Who is Caelan Doris? Meet Ireland’s newest rugby star

The Mayo man has been named in Andy Farrell’s side to face Scotland this weekend

The mantle of expectation has sat easily on the broad shoulders of the six foot four inch Doris.

The mantle of expectation has sat easily on the broad shoulders of the six foot four inch Doris.

 

Caelan Doris will win his first cap in Ireland’s opening Six Nations match against Scotland at the Aviva stadium on Saturday, recognition of his superb form for Leinster this season and the qualities that he will bring to the test arena.

It didn’t require the foresight of a soothsayer to predict the ascent of the 21-year-old number eight to international rugby as his ability has long since flagged that notion; a precocious talent that hugged tightly to a remarkable overachieving arc since his schooldays at Blackrock College.

Born in the hamlet of Lacken, north Mayo, a few miles from the village of Kilalla, and a further 20-minutes from the town of Ballina he was educated at the local primary school. There were two people in his class and 35 in total; culturally the move to Blackrock as a boarder at the behest of his Dublin born parents - his father Chris went there - would have taken a little acclimatisation.
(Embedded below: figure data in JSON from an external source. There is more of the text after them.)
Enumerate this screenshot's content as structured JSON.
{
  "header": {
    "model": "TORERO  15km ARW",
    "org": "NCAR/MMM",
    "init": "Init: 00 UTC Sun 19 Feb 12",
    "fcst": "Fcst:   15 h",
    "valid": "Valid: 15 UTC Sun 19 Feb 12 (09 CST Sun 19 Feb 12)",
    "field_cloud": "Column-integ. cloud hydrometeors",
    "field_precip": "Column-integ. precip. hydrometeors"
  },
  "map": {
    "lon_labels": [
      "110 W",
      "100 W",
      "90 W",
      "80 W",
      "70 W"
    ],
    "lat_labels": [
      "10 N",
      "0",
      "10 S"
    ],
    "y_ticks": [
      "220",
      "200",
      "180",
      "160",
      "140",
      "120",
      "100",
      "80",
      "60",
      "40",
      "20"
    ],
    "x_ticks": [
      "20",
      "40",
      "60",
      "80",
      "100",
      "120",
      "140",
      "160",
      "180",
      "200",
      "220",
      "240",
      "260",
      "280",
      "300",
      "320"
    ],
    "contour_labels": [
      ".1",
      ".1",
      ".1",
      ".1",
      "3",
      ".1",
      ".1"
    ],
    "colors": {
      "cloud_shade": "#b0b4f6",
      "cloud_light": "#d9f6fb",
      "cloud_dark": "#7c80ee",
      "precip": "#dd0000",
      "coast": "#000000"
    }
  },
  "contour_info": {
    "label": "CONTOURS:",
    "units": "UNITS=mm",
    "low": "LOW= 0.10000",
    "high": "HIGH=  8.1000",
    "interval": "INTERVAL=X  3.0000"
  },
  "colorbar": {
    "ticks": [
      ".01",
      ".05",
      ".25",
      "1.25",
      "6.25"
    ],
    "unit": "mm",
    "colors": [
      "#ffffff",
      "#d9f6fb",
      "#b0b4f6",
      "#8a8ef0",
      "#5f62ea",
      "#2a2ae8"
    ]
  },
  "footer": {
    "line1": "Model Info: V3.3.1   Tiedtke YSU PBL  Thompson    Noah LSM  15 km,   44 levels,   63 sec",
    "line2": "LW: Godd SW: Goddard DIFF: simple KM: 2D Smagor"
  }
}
Having been introduced to rugby at Ballina RFC, Doris spent five years on cup teams in Blackrock, two on the JCT and three on the SCT. He was just two months overage for the Junior team when he played as a 15-year-old on the Senior team in fourth year, an impressive achievement physically, especially for a forward.
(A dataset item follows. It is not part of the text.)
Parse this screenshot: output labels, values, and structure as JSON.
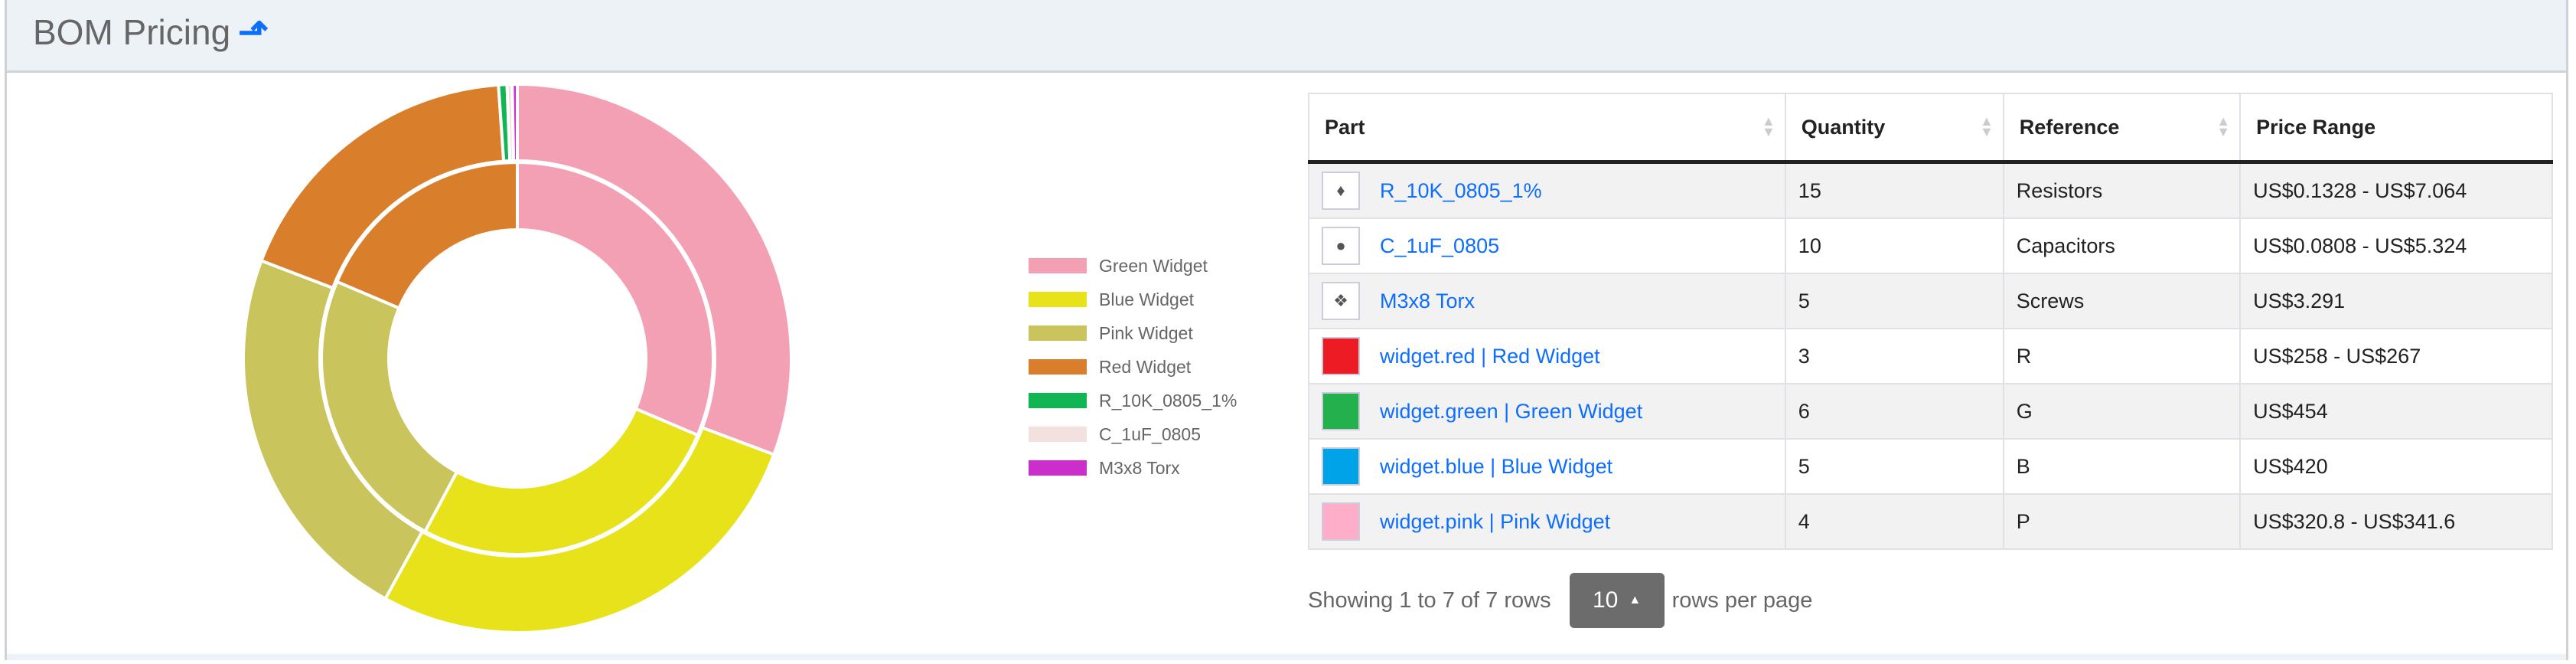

His granny lived close to Donnybrook and he recalled the sounds of rugby being played there from his childhood. He also explained in an interview with the Sunday Independent how his father, while artist in residence with the Mayo County Council, spent 40 days and nights at the top of Croagh Patrick interviewing pilgrims as part of a ‘social sculpture’.

He explained: “Yeah, he’ll kill me for not knowing this: it was a kind of conceptual art thing. He’s done a few different things like that. I can’t think of the right word for it. My mother carried me up so I was obviously pretty small. I actually don’t know too much about it other than that he spent 40 days and 40 nights up there. Don’t know what he really did up there, how he got his food or anything.”

He raced through the representative pathway, Leinster and Ireland Schools, culminating in two years on the Ireland Under-20 team - he first played an 18-year-old - the second as captain. He made his Leinster senior debut against Connacht in April, 2018 and has since gone on to make 29 appearances, starting four of Leinster’s Champions Cup pool matches this season in the absence of the injured Jack Conan.

Doris and Max Deegan (23), the 2016 Under-20 Player of the Year, have both excelled in the number eight jersey, and other numbers in the case of Deegan, for Leinster, winning a succession of man-of-the-match awards and driving each other to greater heights. The mantle of expectation has sat easily on the broad shoulders of the six foot four inch, 16 and a half stone, forward.

He recently outlined the areas of his game that he believes still require refining. “Just continue winning collisions on both sides of the ball, making as many metres as possible off carries and hopefully freeing up my hands and bringing more off-loads back into the game as well, which was probably one of my strengths at underage level. Obviously it’s harder again at this level but hopefully that will eventually shine through.”

In his final year of a Psychology degree, he had planned to spend the month of January, when time permitted, undertaking a research project on mental toughness and if it affects a player’s ability to perform as capably away as at home. He will have to shelve that project for a while with his new found status; albeit that over the next seven weeks he will be able to accumulate further firsthand material.